Millimeter-wave (mmWave) applications, including 5G networks, satellite communications, and radar systems, require exceptionally precise and efficient antenna performance to counter the increased susceptibility to interference and signal attenuation at higher frequencies. At mmWave bands, challenges such as atmospheric absorption [1], multipath effects [2] and the limited transmitted power in communication systems [3], demand advanced antenna designs with broadband
high gain, high efficiency and stable performance to ensure a reliable and robust radio link. Therefore, achieving low
sidelobe levels (SLL) is essential to minimize interference from external sources and adjacent channels [4]. Minimized
SLL, combined with advanced beamforming techniques, enhances signal focus and directionality, reducing unwanted
noise and maximizing energy concentration in the desired direction, thereby significantly improving overall system
performance [5]. This study investigates the design and performance evaluation of a low-profile and compact, wideband, high-gain horn antenna array with reduced SLL and fixed beam steering, operating over the V-band frequency range (50-75 GHz).

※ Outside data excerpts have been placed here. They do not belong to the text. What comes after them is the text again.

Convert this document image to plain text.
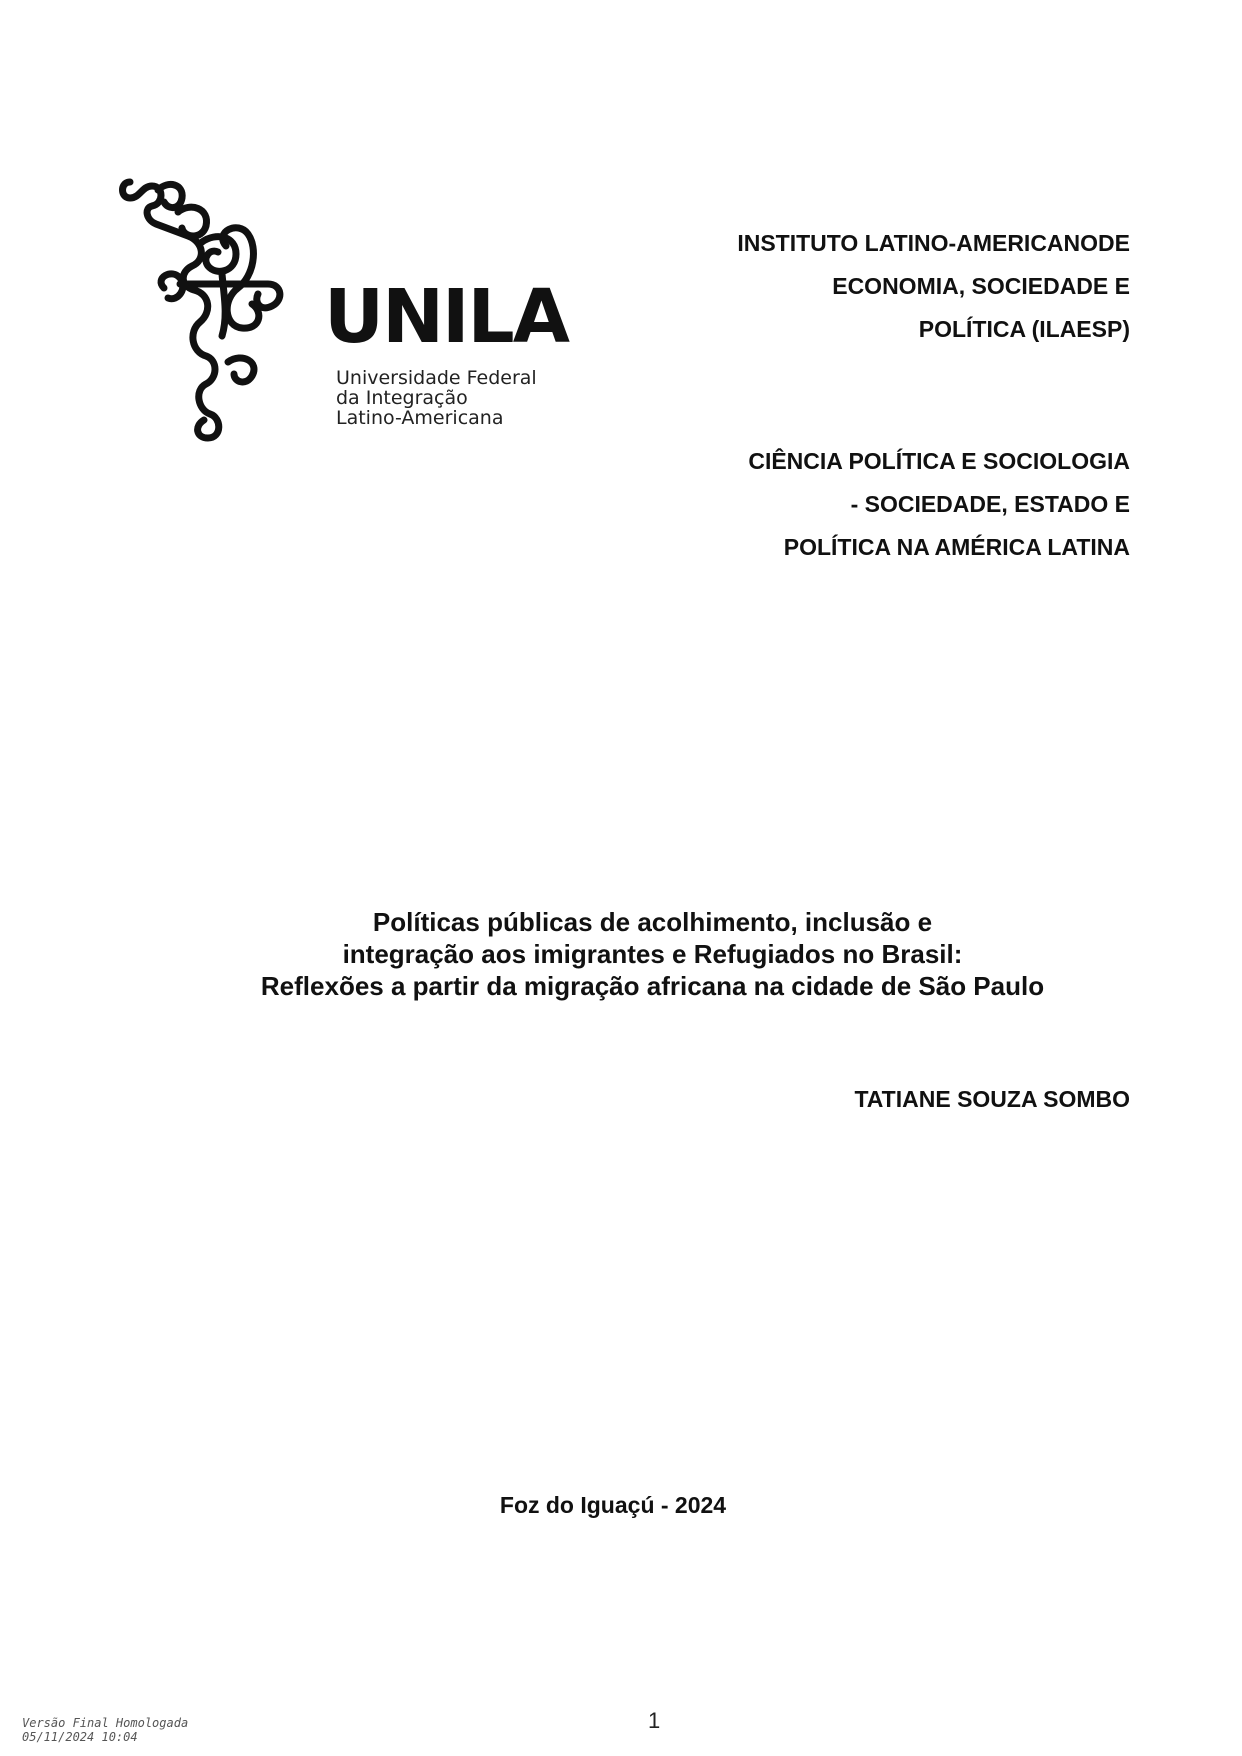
UNILA
Universidade Federal
da Integração
Latino-Americana
INSTITUTO LATINO-AMERICANODE
ECONOMIA, SOCIEDADE E
POLÍTICA (ILAESP)
CIÊNCIA POLÍTICA E SOCIOLOGIA
- SOCIEDADE, ESTADO E
POLÍTICA NA AMÉRICA LATINA
Políticas públicas de acolhimento, inclusão e
integração aos imigrantes e Refugiados no Brasil:
Reflexões a partir da migração africana na cidade de São Paulo
TATIANE SOUZA SOMBO
Foz do Iguaçú - 2024
Versão Final Homologada
05/11/2024 10:04
1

Leveraging the advantages of additive manufacturing, the primary objective is to fabricate the antenna array's complex structure using the precise and cost-effective metal binder jetting (MBJ) 3D printing technique. This approach has proven to be well-suited for such applications due to its precision, efficiency, and ability to rapidly produce durable components from various materials, enabling customization for specific frequency bands and environmental conditions [6].